David_H wrote on Dec 6
th, 2008 at 4:29pm:
… Do they have a special function only national dialling can perform?
Definition from the
National Telephone Numbering Plan:
Quote:‘National-Dialling-Only Number’ means a Geographic Number that can only be Adopted or otherwise used with its Geographic Area Code and for purposes where End-Users will not dial it
It goes on to say:
Quote:Part B: Restrictions for the Adoption of Telephone Numbers
[…]
B3: Specific Restrictions on Telephone Numbers
B3.1 Geographic Numbers
[…]
Local Dialling
B3.1.3 Geographic Numbers shall not be Adopted or otherwise used other than where End-Users from Geographic Numbers in the same geographic area as the Called Party are able to use only the Subscriber Number (except where those numbers are National-Dialling-Only Numbers – see B3.1.5 below).
[…]
‘National-Dialling-Only’ Numbers
B3.1.5 Geographic Numbers shown as ‘Free for National-Dialling-Only’ in the National Numbering Scheme shall not be Adopted or otherwise used in circumstances where they have public visibility. Where these numbers are Adopted or used for outgoing services a presentation number that is either non-geographic or which permits Local Dialling shall appear for Calling-Line Identification purposes. In the event of a code change to eight-digit numbering in a geographic area, those who have Adopted or used ‘National-Dialling-Only’ numbers shall migrate to the appropriate new range by the end of Parallel Running.

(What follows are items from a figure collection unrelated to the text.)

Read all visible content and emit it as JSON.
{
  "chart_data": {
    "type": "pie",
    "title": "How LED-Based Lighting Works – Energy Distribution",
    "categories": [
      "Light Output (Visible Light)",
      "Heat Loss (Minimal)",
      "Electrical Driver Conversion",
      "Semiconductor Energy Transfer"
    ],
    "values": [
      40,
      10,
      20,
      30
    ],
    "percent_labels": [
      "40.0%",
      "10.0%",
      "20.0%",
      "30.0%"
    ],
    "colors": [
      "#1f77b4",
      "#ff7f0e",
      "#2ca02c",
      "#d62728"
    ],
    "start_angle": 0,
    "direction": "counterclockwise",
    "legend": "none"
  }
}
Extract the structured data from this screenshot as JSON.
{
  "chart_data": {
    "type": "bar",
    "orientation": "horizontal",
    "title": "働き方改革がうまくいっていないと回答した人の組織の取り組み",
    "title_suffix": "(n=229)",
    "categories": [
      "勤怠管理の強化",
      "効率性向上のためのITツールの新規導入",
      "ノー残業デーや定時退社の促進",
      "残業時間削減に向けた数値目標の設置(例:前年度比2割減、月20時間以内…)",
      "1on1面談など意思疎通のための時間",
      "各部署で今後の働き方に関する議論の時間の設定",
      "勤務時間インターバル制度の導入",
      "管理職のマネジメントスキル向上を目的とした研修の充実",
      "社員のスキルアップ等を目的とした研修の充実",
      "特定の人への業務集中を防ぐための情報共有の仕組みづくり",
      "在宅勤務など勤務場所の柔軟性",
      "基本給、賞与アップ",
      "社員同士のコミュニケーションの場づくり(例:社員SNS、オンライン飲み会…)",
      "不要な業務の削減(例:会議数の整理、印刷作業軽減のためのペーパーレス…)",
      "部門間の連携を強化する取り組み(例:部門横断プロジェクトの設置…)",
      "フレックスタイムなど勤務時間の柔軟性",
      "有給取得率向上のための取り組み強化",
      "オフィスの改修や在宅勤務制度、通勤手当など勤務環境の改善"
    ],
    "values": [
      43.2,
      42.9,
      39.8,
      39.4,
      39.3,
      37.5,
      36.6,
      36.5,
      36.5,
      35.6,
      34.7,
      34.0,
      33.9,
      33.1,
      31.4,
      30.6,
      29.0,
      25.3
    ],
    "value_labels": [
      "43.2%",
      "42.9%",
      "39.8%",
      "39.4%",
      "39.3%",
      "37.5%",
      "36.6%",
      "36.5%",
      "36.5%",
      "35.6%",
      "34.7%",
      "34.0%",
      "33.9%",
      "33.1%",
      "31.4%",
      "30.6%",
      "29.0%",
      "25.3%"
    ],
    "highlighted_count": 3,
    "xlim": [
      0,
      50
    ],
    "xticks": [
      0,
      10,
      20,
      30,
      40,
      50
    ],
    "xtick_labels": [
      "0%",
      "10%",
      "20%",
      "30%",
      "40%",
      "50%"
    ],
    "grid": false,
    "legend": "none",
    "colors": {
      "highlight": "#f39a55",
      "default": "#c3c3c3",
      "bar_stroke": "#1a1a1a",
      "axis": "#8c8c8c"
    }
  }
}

The topic of National Dialling Only Numbers has been
discussed on our forum before.
David_H wrote on Dec 6
th, 2008 at 4:55pm:
Not to worry, it is more a general reason for their existence needed than more technical details. I also found a psychic reader using the number 020 0200 8901. Now why would they request a weird one like that especially as nearly all callers from London would try the short version and get the unobtainable noise? And why would the telco provide it if these are normally reserved for automated calls
(I understood that bit)?
I think that this will confuse people as they may neglect to dial the code. This is crucial where the national dialling only number (after the prefix) starts 118, for example. Dialling without the code means an expensive call to a directory enquiries service.
I am not convinced that they would have necessarily requested one of these numbers. Telephone companies are allocated prefixes, usually for 10k blocks of numbers. Numbers starting 020 0200 are allocated to
TelXL Limited change date January 2004. The only other London TelXL prefix is 020 3368, change date February 2008.
Having chosen TelXL (or one of its resellers), these organisations are then given a number. Before February this year, the only London prefix allocated to TelXL was 020 0200.